To the contrary, many of these tainted corporates are the darlings of investors and a media which otherwise deems itself a voice of moral authority and a guardian of the public interest. Noteworthy mentions among those implicated in the aforementioned crimes are the likes of Standard Bank, Absa, Barclays, Investec, Pioneer Foods, Tiger Brands, Murray & Roberts, Group Five, Basil Read and more.
In a column published by the Daily Maverick in 2013, journalist Ivo Vegter argued that public sector corruption is, by its very nature, more abhorrent, as its consequences are borne primarily by taxpayers and citizens. Private sector corruption, he implied, could not be deemed to be of equal footing, as the affected parties are limited to individual clients and investors, who are far less in number than, for instance, the total citizenry affected in a country rampant with corruption.
The distinction is justified. However, from the aforementioned examples, it is clear that the prominent role many corporates now play in handling daily essentials of South Africans, as well as being agents for government in developing our infrastructure and trading in the national currency, shifts them from functioning in a purely private domain to one where they become accountable to the wider public for their actions.
Just like the Guptas, KPMG and its ilk have been hauled over the coals for being enablers of corruption and impeding national progress, the demands of this new playing field dictate that other corporate crooks too be made to feel the pinch for their actions.
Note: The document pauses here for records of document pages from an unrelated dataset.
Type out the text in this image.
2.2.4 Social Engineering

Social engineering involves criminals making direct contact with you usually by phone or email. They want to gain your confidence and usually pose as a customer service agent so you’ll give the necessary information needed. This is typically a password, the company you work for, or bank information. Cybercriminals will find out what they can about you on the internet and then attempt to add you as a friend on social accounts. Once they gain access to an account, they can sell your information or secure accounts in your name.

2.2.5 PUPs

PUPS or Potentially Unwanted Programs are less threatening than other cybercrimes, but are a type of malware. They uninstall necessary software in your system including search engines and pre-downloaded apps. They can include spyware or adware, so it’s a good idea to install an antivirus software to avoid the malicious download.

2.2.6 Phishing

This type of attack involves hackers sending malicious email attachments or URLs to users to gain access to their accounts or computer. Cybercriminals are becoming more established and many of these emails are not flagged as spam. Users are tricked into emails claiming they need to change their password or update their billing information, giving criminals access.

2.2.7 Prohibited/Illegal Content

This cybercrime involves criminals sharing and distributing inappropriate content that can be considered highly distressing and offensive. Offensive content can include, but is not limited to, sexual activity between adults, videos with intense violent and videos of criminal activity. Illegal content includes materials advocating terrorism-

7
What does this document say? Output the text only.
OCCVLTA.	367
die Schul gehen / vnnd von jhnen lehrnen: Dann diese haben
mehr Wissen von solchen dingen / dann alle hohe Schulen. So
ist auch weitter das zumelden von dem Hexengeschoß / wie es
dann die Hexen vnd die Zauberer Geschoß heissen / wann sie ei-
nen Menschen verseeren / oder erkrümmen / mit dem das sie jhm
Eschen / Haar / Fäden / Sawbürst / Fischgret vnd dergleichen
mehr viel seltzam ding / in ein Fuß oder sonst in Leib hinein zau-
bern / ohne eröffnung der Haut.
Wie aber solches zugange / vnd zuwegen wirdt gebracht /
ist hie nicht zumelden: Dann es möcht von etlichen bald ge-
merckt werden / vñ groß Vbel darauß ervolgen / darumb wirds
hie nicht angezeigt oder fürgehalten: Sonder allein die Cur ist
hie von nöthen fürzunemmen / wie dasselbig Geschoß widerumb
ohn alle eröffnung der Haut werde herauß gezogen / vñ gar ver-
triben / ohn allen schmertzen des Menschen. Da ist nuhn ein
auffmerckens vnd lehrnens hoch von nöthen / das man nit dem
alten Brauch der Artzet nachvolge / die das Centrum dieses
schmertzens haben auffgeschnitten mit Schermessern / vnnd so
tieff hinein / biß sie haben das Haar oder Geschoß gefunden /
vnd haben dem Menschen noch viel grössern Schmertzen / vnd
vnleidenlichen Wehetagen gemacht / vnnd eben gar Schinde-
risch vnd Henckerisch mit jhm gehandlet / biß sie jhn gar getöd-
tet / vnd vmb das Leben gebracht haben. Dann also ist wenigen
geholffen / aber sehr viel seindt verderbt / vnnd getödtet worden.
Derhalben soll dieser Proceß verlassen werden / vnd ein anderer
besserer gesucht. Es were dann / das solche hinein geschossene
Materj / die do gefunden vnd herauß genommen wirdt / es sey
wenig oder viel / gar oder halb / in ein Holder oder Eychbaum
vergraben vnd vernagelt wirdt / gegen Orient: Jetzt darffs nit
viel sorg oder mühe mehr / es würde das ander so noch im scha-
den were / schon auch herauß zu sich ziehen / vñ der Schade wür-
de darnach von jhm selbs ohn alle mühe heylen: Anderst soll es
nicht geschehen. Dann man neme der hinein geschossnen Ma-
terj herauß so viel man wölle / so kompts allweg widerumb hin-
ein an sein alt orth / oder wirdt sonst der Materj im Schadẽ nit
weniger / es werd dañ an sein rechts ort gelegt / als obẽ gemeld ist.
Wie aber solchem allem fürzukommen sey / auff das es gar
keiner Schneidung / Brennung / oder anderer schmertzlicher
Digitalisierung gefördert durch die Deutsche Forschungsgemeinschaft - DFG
Sacrificing one perpetrator at the altar of public opinion, whilst allowing other big fish to escape scot free, lends itself to strengthening perceptions that corruption in South Africa only becomes blameworthy when perpetrators fit a particular predetermined profile.
The benchmark for walkouts, calls for boycott and accountability from companies should be uniform. All those who through their corrupt shenanigans harm the national interest and entrench inequality should be called out, irrespective of their standing, connections of identity.
We can stand determinedly against the self-serving looting of the Guptas, but that should not stonewall criticism or the exacting of accountability from other players.
As Professor Steven Friedman has asserted, we have to insist that these inconvenient conversations happen despite the attempts to discredit them.
We can reject state capture, whilst still taking seriously calls for a fairer economy, and a more equal distribution of wealth in an ailing South Africa.